Russian Foreign Minister Sergey Lavrov, during a Feb. 17 joint press conference with Serbian Foreign Minister Marko Djuric just prior to leaving for Riyadh, reminded the Kiev regime’s European backers of the history of that relationship, a history which they’d rather not have recalled.
“I can only say about the results of the Munich conference that everyone must be held responsible for their actions,” Lavrov said regarding the “hysterical statements” made by Western leaders at that meeting. “When you violate justice for years, stamping on your own principles of equality, fair competition, presumption of innocence, inviolability of property, freedom of speech and information, when all these principles are mercilessly trampled underfoot, others’ assets are plundered contrary to the norms of international law, and the Nazi Kiev regime is nurtured and supplied with weapons for killing its own citizens, this will not go unpunished. They did that in the hope of escaping scot-free under a nuclear umbrella. But this will not happen. You will receive what is due for what you have done, as the Bible says.”

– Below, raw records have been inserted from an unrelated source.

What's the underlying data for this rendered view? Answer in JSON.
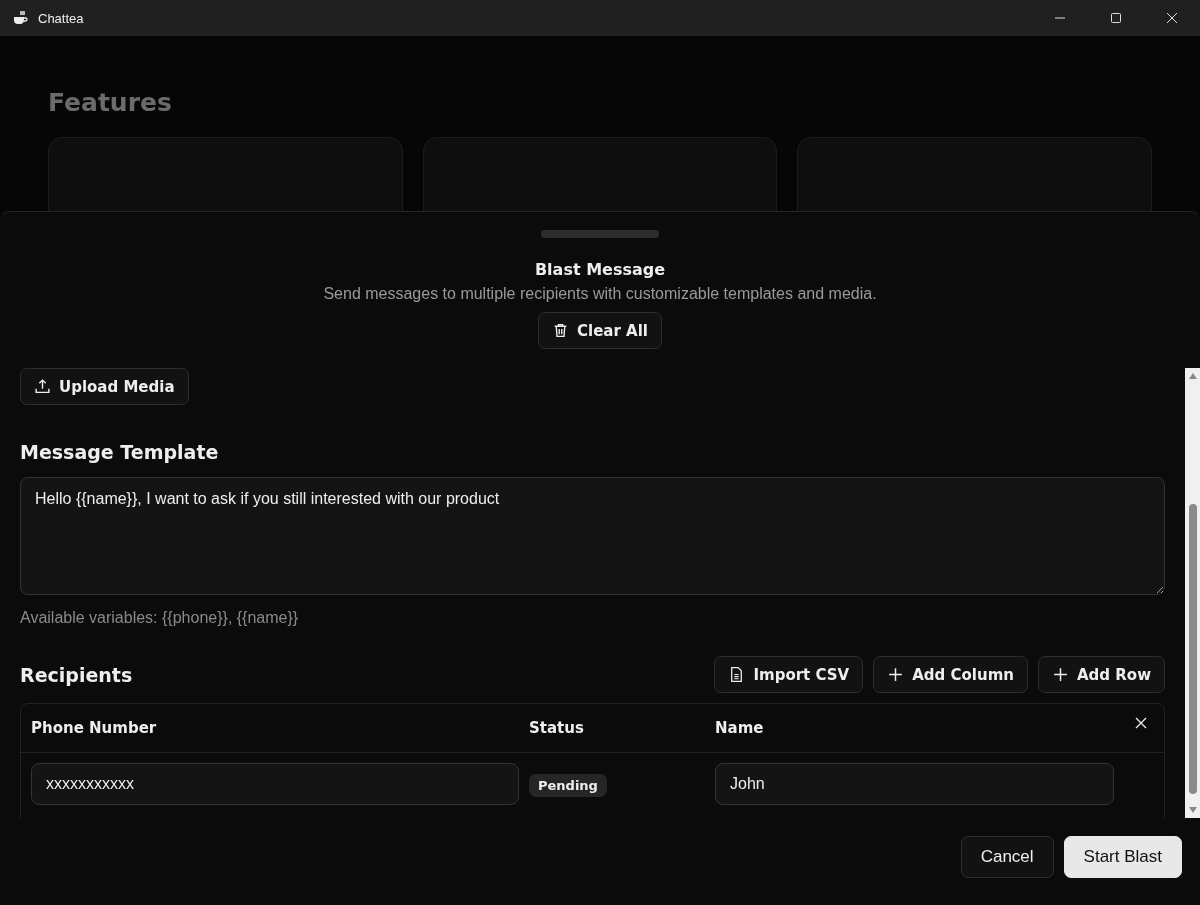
{
  "window": {
    "title": "Chattea"
  },
  "background": {
    "heading": "Features"
  },
  "sheet": {
    "title": "Blast Message",
    "description": "Send messages to multiple recipients with customizable templates and media.",
    "clear_button": "Clear All",
    "upload_button": "Upload Media",
    "template": {
      "heading": "Message Template",
      "value": "Hello {{name}}, I want to ask if you still interested with our product",
      "hint": "Available variables: {{phone}}, {{name}}"
    },
    "recipients": {
      "heading": "Recipients",
      "actions": [
        {
          "label": "Import CSV",
          "kind": "import"
        },
        {
          "label": "Add Column",
          "kind": "add"
        },
        {
          "label": "Add Row",
          "kind": "add"
        }
      ],
      "columns": [
        "Phone Number",
        "Status",
        "Name"
      ],
      "rows": [
        {
          "phone": "xxxxxxxxxxx",
          "status": "Pending",
          "name": "John"
        }
      ]
    },
    "footer": [
      {
        "label": "Cancel",
        "kind": "secondary"
      },
      {
        "label": "Start Blast",
        "kind": "primary"
      }
    ]
  }
}
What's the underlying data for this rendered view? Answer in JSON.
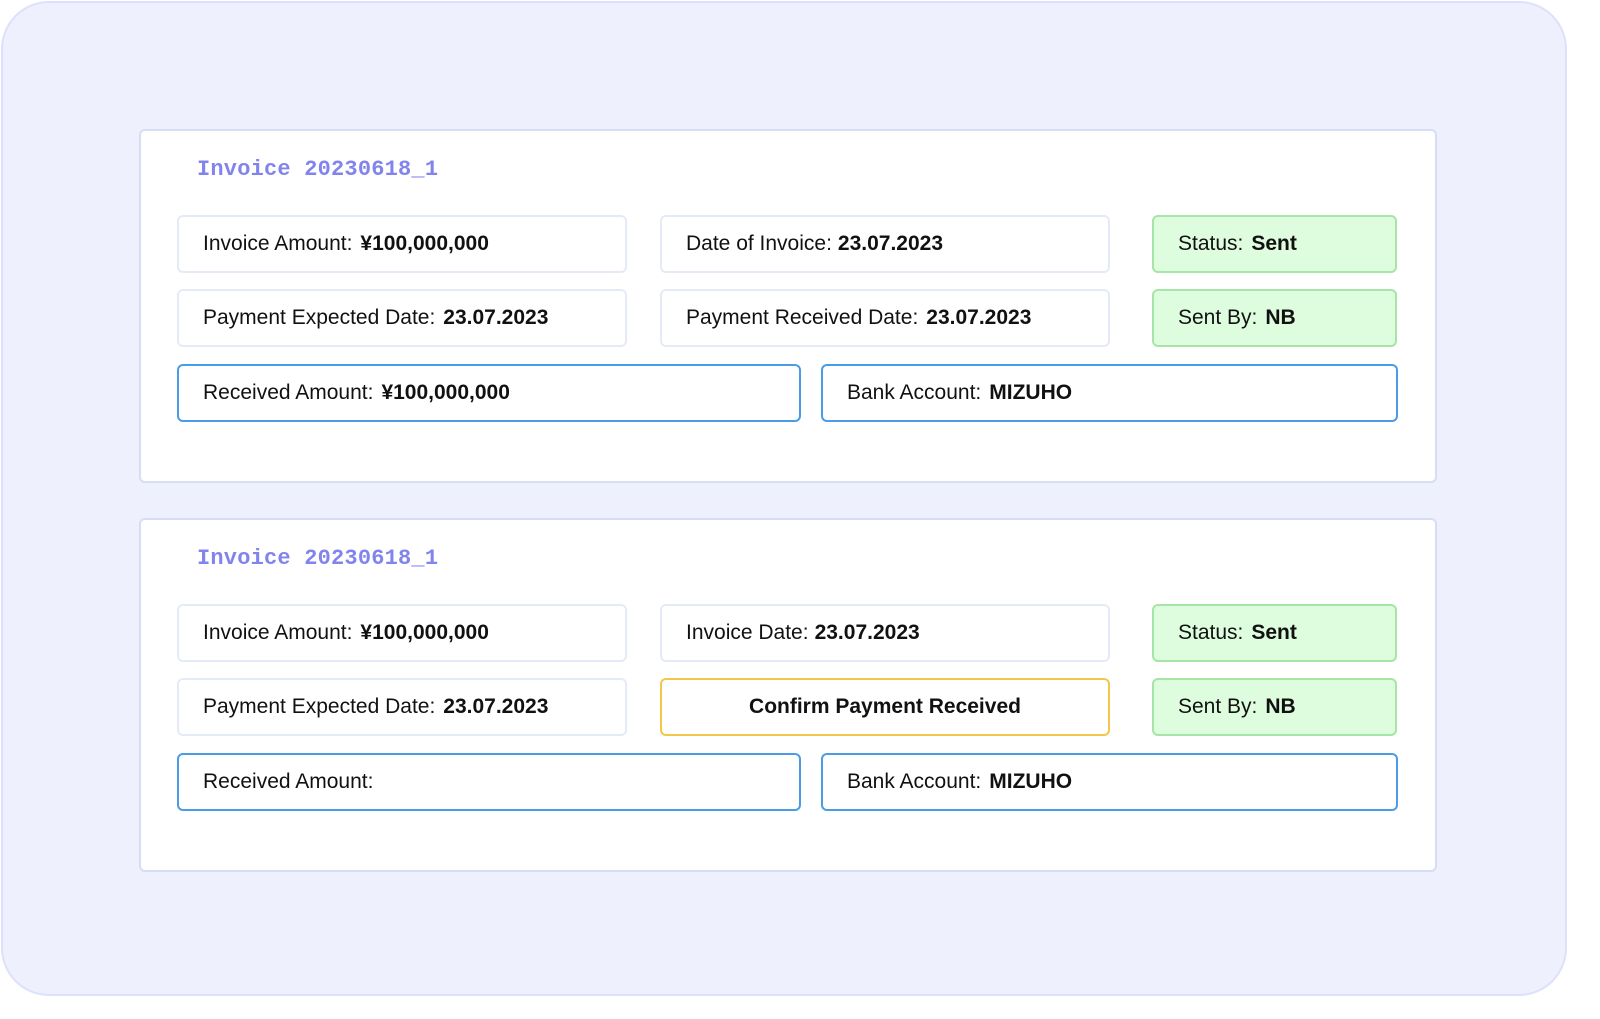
{
  "cards": [
    {
      "title": "Invoice 20230618_1",
      "invoice_amount_label": "Invoice Amount:",
      "invoice_amount_value": "¥100,000,000",
      "date_label": "Date of Invoice:",
      "date_value": "23.07.2023",
      "status_label": "Status:",
      "status_value": "Sent",
      "payment_expected_label": "Payment Expected Date:",
      "payment_expected_value": "23.07.2023",
      "payment_received_label": "Payment Received Date:",
      "payment_received_value": "23.07.2023",
      "sent_by_label": "Sent By:",
      "sent_by_value": "NB",
      "received_amount_label": "Received Amount:",
      "received_amount_value": "¥100,000,000",
      "bank_account_label": "Bank Account:",
      "bank_account_value": "MIZUHO"
    },
    {
      "title": "Invoice 20230618_1",
      "invoice_amount_label": "Invoice Amount:",
      "invoice_amount_value": "¥100,000,000",
      "date_label": "Invoice Date:",
      "date_value": "23.07.2023",
      "status_label": "Status:",
      "status_value": "Sent",
      "payment_expected_label": "Payment Expected Date:",
      "payment_expected_value": "23.07.2023",
      "confirm_button_label": "Confirm Payment Received",
      "sent_by_label": "Sent By:",
      "sent_by_value": "NB",
      "received_amount_label": "Received Amount:",
      "received_amount_value": "",
      "bank_account_label": "Bank Account:",
      "bank_account_value": "MIZUHO"
    }
  ],
  "colors": {
    "background": "#eef0fd",
    "title": "#8284ee",
    "status_green": "#defcde",
    "input_blue": "#4a9ce6",
    "action_yellow": "#f3c64c"
  }
}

Lavrov argued that the Europeans had two chances to help settle the Ukraine conflict. The first time was in February 2014, when France and Germany helped broker an agreement between then President Viktor Yanukovych and the armed opposition, but then let it be “trampled down” by the armed opposition the next morning. Their second chance was the Minsk agreements, which had been laboriously crafted by the leaders of Germany, France, Ukraine, and Russia and endorsed by the UN. Not only did the Ukrainian side begin violating the agreements almost from the beginning, the then-leaders of Germany and France, Angela Merkel and Francois Holland, both admitted after retiring that “they never planned to honour anything. They said that they only needed time to arm Ukraine.”